Friday, 26 March 2010


Filthy Rich comes complete with blurbs from George Pelecanos and Meagan Abbott, and it doesn't get much more noirish than that--impressive enough that my wife actually gave me this copy for my birthday! And she does not do comic books. Brian Azzarello has shown in 100 Bullets that he's absorbed a full menu of late 50s and early 60s noir, and artist Victor Santos' art, which seems heavily influenced by Frank Miller as much as 50s black and white films and maybe Bernie Krigstein, suits the story very well.
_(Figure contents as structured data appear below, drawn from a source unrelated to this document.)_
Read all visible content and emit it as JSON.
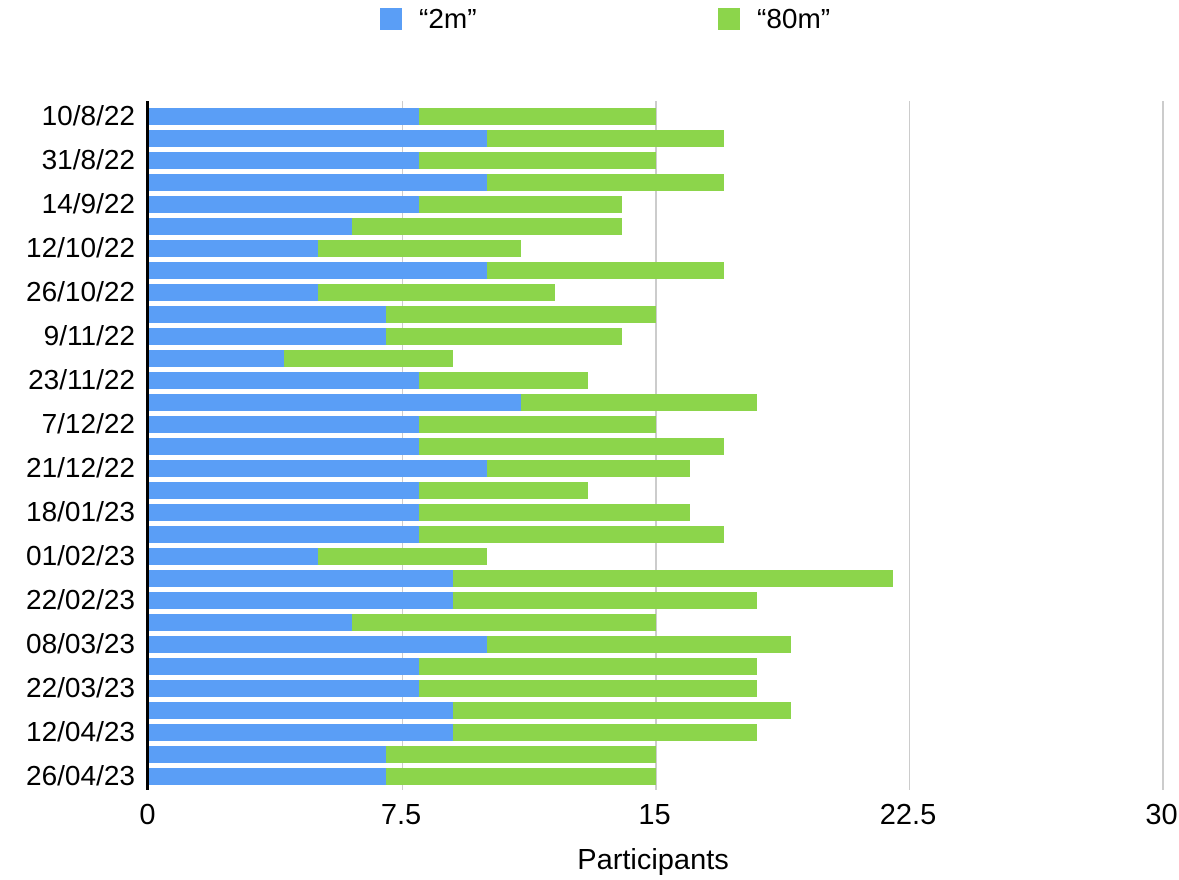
{
  "legend": {
    "items": [
      {
        "label": "“2m”",
        "color": "#5A9EF6"
      },
      {
        "label": "“80m”",
        "color": "#8CD54B"
      }
    ]
  },
  "chart_data": {
    "type": "bar",
    "orientation": "horizontal",
    "stacked": true,
    "title": "",
    "xlabel": "Participants",
    "ylabel": "",
    "xlim": [
      0,
      30
    ],
    "xticks": [
      {
        "label": "0",
        "value": 0
      },
      {
        "label": "7.5",
        "value": 7.5
      },
      {
        "label": "15",
        "value": 15
      },
      {
        "label": "22.5",
        "value": 22.5
      },
      {
        "label": "30",
        "value": 30
      }
    ],
    "grid": true,
    "legend_position": "top",
    "categories": [
      "10/8/22",
      "",
      "31/8/22",
      "",
      "14/9/22",
      "",
      "12/10/22",
      "",
      "26/10/22",
      "",
      "9/11/22",
      "",
      "23/11/22",
      "",
      "7/12/22",
      "",
      "21/12/22",
      "",
      "18/01/23",
      "",
      "01/02/23",
      "",
      "22/02/23",
      "",
      "08/03/23",
      "",
      "22/03/23",
      "",
      "12/04/23",
      "",
      "26/04/23"
    ],
    "series": [
      {
        "name": "“2m”",
        "color": "#5A9EF6",
        "values": [
          8,
          10,
          8,
          10,
          8,
          6,
          5,
          10,
          5,
          7,
          7,
          4,
          8,
          11,
          8,
          8,
          10,
          8,
          8,
          8,
          5,
          9,
          9,
          6,
          10,
          8,
          8,
          9,
          9,
          7,
          7
        ]
      },
      {
        "name": "“80m”",
        "color": "#8CD54B",
        "values": [
          7,
          7,
          7,
          7,
          6,
          8,
          6,
          7,
          7,
          8,
          7,
          5,
          5,
          7,
          7,
          9,
          6,
          5,
          8,
          9,
          5,
          13,
          9,
          9,
          9,
          10,
          10,
          10,
          9,
          8,
          8
        ]
      }
    ],
    "totals": [
      15,
      17,
      15,
      17,
      14,
      14,
      11,
      17,
      12,
      15,
      14,
      9,
      13,
      18,
      15,
      17,
      16,
      13,
      16,
      17,
      10,
      22,
      18,
      15,
      19,
      18,
      18,
      19,
      18,
      15,
      15
    ]
  }
}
There is a fine line between hommage and derivation, and the graphic novel format often winds up drawing heavily on both; in writing terms they are short stories, while in story format they are presented more like novels--the same sort of boundaries you might place on film, but even moreso without the giant screen and dark cinema to encompass the viewer. So although the outlines of the story are familiar, what makes it work so well is Azarello's combining of angles: the failed athlete turned car salesman thrown into the nightlife milieu is not only redolent of noir, it carries the undercurrents of the era, the sort of thing you get in Philip K Dick's mainstream novels, in everything from Death of A Salesman to Glengarry Glen Ross, the sort of thing that kept Gold Medal books in business fo so long. Junk Junkin, the former star football player who was accused of shaving points in college and then saw his pro career disappear to injury before it even started, is a desperate, empty man, with a half-track brain and a one-track mind--the perfect noir hero.

If anything, the story is even more desperate than Junkin himself, and that's where Romero's art cranks up the pace to a frenzied level. It resolves itself the way noir ought to, the way it has to, the only way it possibly can, in its real underbelly of a world. Filthy Rich is filthy, and it's rich noir, and what more can you ask for?